Netflix und „Stranger Things“ stehen hart in der Kritik. Eine Petition mit derzeit weit über 50.000 Unterstützer*innen wirft dem Streaming-Dienst und der Serie vor, Geschichtslöschung zu betreiben und den Holocaust für Profite auszunutzen. Grund dafür ist unter anderem ein ehemaliges Gefängnis, das für den Netflix-Hit als Drehort genutzt wurde und in dessen Nähe einst ein Nazi-Massaker mit hunderttausend Toten stattfand. Doch das ist erst der Anfang...

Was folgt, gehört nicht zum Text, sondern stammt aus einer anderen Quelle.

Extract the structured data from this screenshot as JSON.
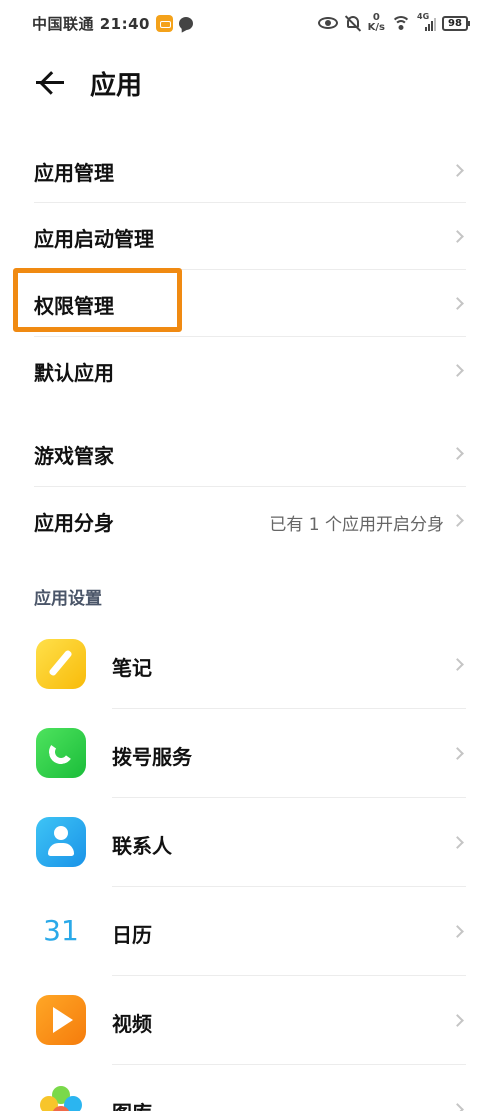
{
  "status_bar": {
    "carrier_time": "中国联通 21:40",
    "speed_value": "0",
    "speed_unit": "K/s",
    "network": "4G",
    "battery": "98"
  },
  "header": {
    "back_icon": "arrow-left-icon",
    "title": "应用"
  },
  "menu": [
    {
      "label": "应用管理"
    },
    {
      "label": "应用启动管理"
    },
    {
      "label": "权限管理"
    },
    {
      "label": "默认应用"
    },
    {
      "label": "游戏管家"
    },
    {
      "label": "应用分身",
      "value": "已有 1 个应用开启分身"
    }
  ],
  "highlight": {
    "target": "权限管理",
    "color": "#f08a12"
  },
  "section": {
    "title": "应用设置"
  },
  "apps": [
    {
      "label": "笔记",
      "icon": "notes-icon"
    },
    {
      "label": "拨号服务",
      "icon": "phone-icon"
    },
    {
      "label": "联系人",
      "icon": "contacts-icon"
    },
    {
      "label": "日历",
      "icon": "calendar-icon",
      "icon_text": "31"
    },
    {
      "label": "视频",
      "icon": "video-icon"
    },
    {
      "label": "图库",
      "icon": "gallery-icon"
    }
  ]
}
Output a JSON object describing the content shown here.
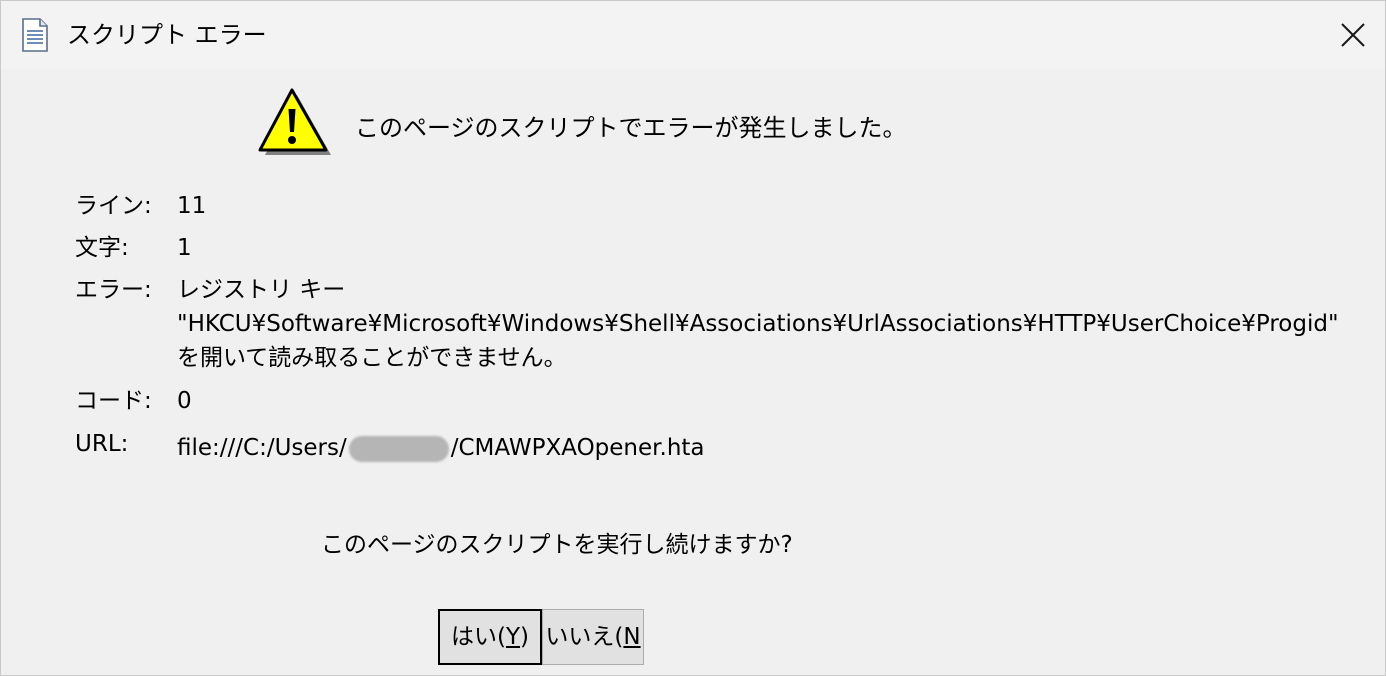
{
  "window": {
    "title": "スクリプト エラー",
    "close_label": "✕"
  },
  "dialog": {
    "message": "このページのスクリプトでエラーが発生しました。",
    "fields": {
      "line_label": "ライン:",
      "line_value": "11",
      "char_label": "文字:",
      "char_value": "1",
      "error_label": "エラー:",
      "error_line1": "レジストリ キー",
      "error_line2": "\"HKCU¥Software¥Microsoft¥Windows¥Shell¥Associations¥UrlAssociations¥HTTP¥UserChoice¥Progid\"",
      "error_line3": "を開いて読み取ることができません。",
      "code_label": "コード:",
      "code_value": "0",
      "url_label": "URL:",
      "url_prefix": "file:///C:/Users/",
      "url_suffix": "/CMAWPXAOpener.hta"
    },
    "question": "このページのスクリプトを実行し続けますか?",
    "buttons": {
      "yes_text": "はい(",
      "yes_key": "Y",
      "yes_close": ")",
      "no_text": "いいえ(",
      "no_key": "N"
    }
  },
  "colors": {
    "window_bg": "#f0f0f0",
    "warning_yellow": "#ffff00",
    "button_bg": "#e1e1e1"
  },
  "icons": {
    "title": "document-icon",
    "warning": "warning-icon",
    "close": "close-icon"
  }
}
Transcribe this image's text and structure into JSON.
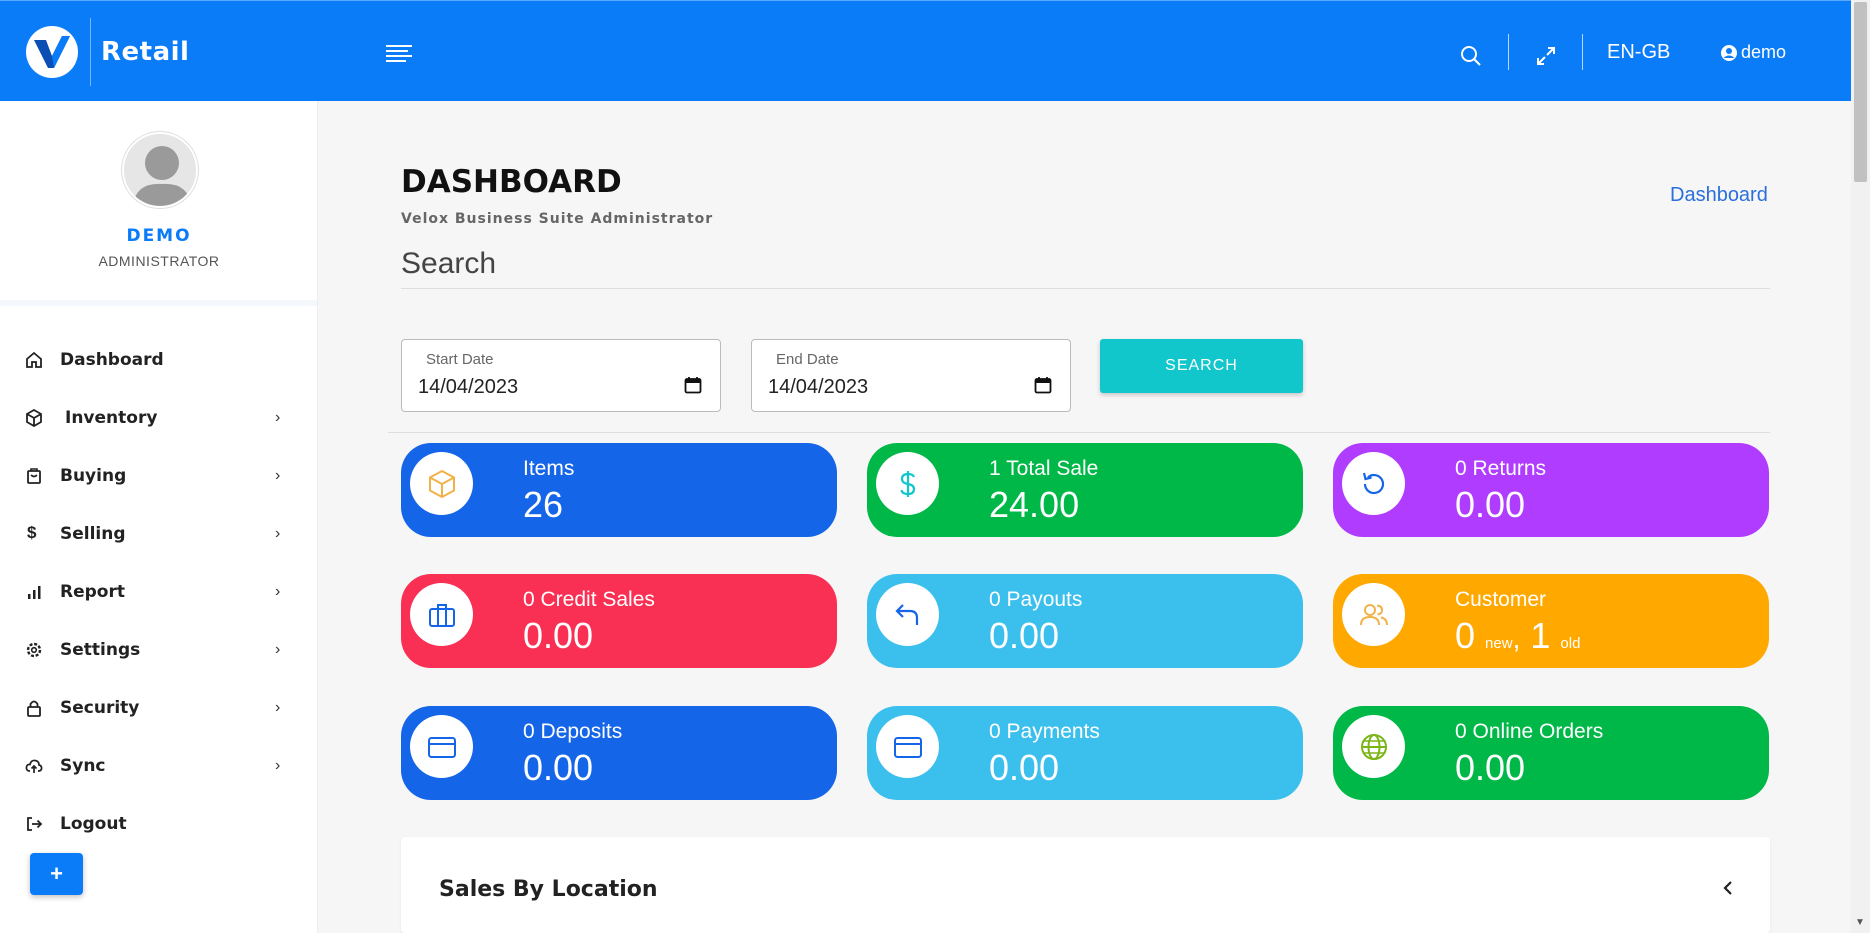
{
  "header": {
    "brand": "Retail",
    "language": "EN-GB",
    "user": "demo"
  },
  "profile": {
    "name": "DEMO",
    "role": "ADMINISTRATOR"
  },
  "sidebar": {
    "items": [
      {
        "label": "Dashboard",
        "icon": "home-icon"
      },
      {
        "label": "Inventory",
        "icon": "box-icon"
      },
      {
        "label": "Buying",
        "icon": "bag-icon"
      },
      {
        "label": "Selling",
        "icon": "dollar-icon"
      },
      {
        "label": "Report",
        "icon": "bar-chart-icon"
      },
      {
        "label": "Settings",
        "icon": "gear-icon"
      },
      {
        "label": "Security",
        "icon": "lock-icon"
      },
      {
        "label": "Sync",
        "icon": "cloud-upload-icon"
      },
      {
        "label": "Logout",
        "icon": "logout-icon"
      }
    ],
    "fab_label": "+"
  },
  "page": {
    "title": "DASHBOARD",
    "subtitle": "Velox Business Suite Administrator",
    "breadcrumb": "Dashboard",
    "search_heading": "Search"
  },
  "filters": {
    "start_label": "Start Date",
    "start_value": "14/04/2023",
    "end_label": "End Date",
    "end_value": "14/04/2023",
    "search_button": "SEARCH"
  },
  "cards": [
    {
      "title": "Items",
      "value": "26",
      "color": "#1565e8",
      "icon": "box-icon"
    },
    {
      "title": "1 Total Sale",
      "value": "24.00",
      "color": "#00b848",
      "icon": "dollar-icon"
    },
    {
      "title": "0 Returns",
      "value": "0.00",
      "color": "#b03cff",
      "icon": "refresh-icon"
    },
    {
      "title": "0 Credit Sales",
      "value": "0.00",
      "color": "#f93054",
      "icon": "briefcase-icon"
    },
    {
      "title": "0 Payouts",
      "value": "0.00",
      "color": "#3bbfec",
      "icon": "reply-icon"
    },
    {
      "title": "Customer",
      "value_new": "0",
      "new_label": "new",
      "comma": ",",
      "value_old": "1",
      "old_label": "old",
      "color": "#ffa800",
      "icon": "users-icon"
    },
    {
      "title": "0 Deposits",
      "value": "0.00",
      "color": "#1565e8",
      "icon": "credit-card-icon"
    },
    {
      "title": "0 Payments",
      "value": "0.00",
      "color": "#3bbfec",
      "icon": "credit-card-icon"
    },
    {
      "title": "0 Online Orders",
      "value": "0.00",
      "color": "#00b848",
      "icon": "globe-icon"
    }
  ],
  "panel": {
    "title": "Sales By Location"
  }
}
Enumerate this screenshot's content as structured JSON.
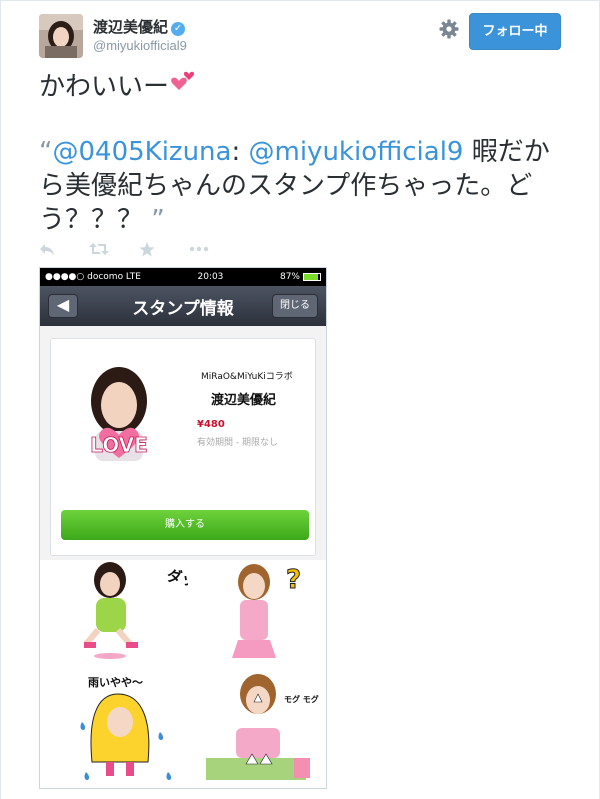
{
  "user": {
    "display_name": "渡辺美優紀",
    "handle": "@miyukiofficial9",
    "verified_icon": "verified-badge-icon"
  },
  "header": {
    "follow_label": "フォロー中",
    "settings_icon": "gear-icon"
  },
  "tweet": {
    "line1": "かわいいー",
    "line1_emoji": "two-hearts-icon",
    "quote_open": "“",
    "mention1": "@0405Kizuna",
    "colon": ": ",
    "mention2": "@miyukiofficial9",
    "body": " 暇だから美優紀ちゃんのスタンプ作ちゃった。どう？？？",
    "quote_close": " ”"
  },
  "actions": [
    "reply-icon",
    "retweet-icon",
    "favorite-icon",
    "more-icon"
  ],
  "media": {
    "status": {
      "carrier": "●●●●○ docomo  LTE",
      "time": "20:03",
      "battery": "87%",
      "battery_level": 0.87
    },
    "nav": {
      "back_label": "◀",
      "title": "スタンプ情報",
      "close_label": "閉じる"
    },
    "product": {
      "collab_title": "MiRaO&MiYuKiコラボ",
      "name": "渡辺美優紀",
      "price": "¥480",
      "expiry": "有効期間 - 期限なし",
      "buy_label": "購入する",
      "sticker_text": "LOVE"
    },
    "stickers": [
      {
        "caption": "ダッシュ!!"
      },
      {
        "caption": "?"
      },
      {
        "caption": "雨いやや〜"
      },
      {
        "caption": "モグ モグ モグ"
      }
    ]
  },
  "colors": {
    "link": "#3b94d9",
    "follow_button": "#3b94d9",
    "buy_button": "#4cbb26",
    "price": "#c8102e"
  }
}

Netflix lässt Nazi-Gefängnis zum "Stranger Things"-Hotel machen
Die „Jews and Rroma Against Bigotry“ (auf Deutsch: Juden/Jüdinnen und Roma gegen Fanatismus), die die Petition erstellt haben, weisen darauf hin, dass Teile von „Stranger Things - Staffel 4“ im Lukiškės-Gefängnis in Litauen gedreht wurden. Dieses wurde im Zweiten Weltkrieg von den Nazis dazu genutzt, Jüdinnen, Juden, Roma und politische Gefangene wegzusperren und zu foltern. Nur wenige Kilometer entfernt kam es zum sogenannten Massaker von Ponary, einer Reihe von Massenmorden zwischen 1941 und 1944, dem über hunderttausend Menschen zum Opfer fielen.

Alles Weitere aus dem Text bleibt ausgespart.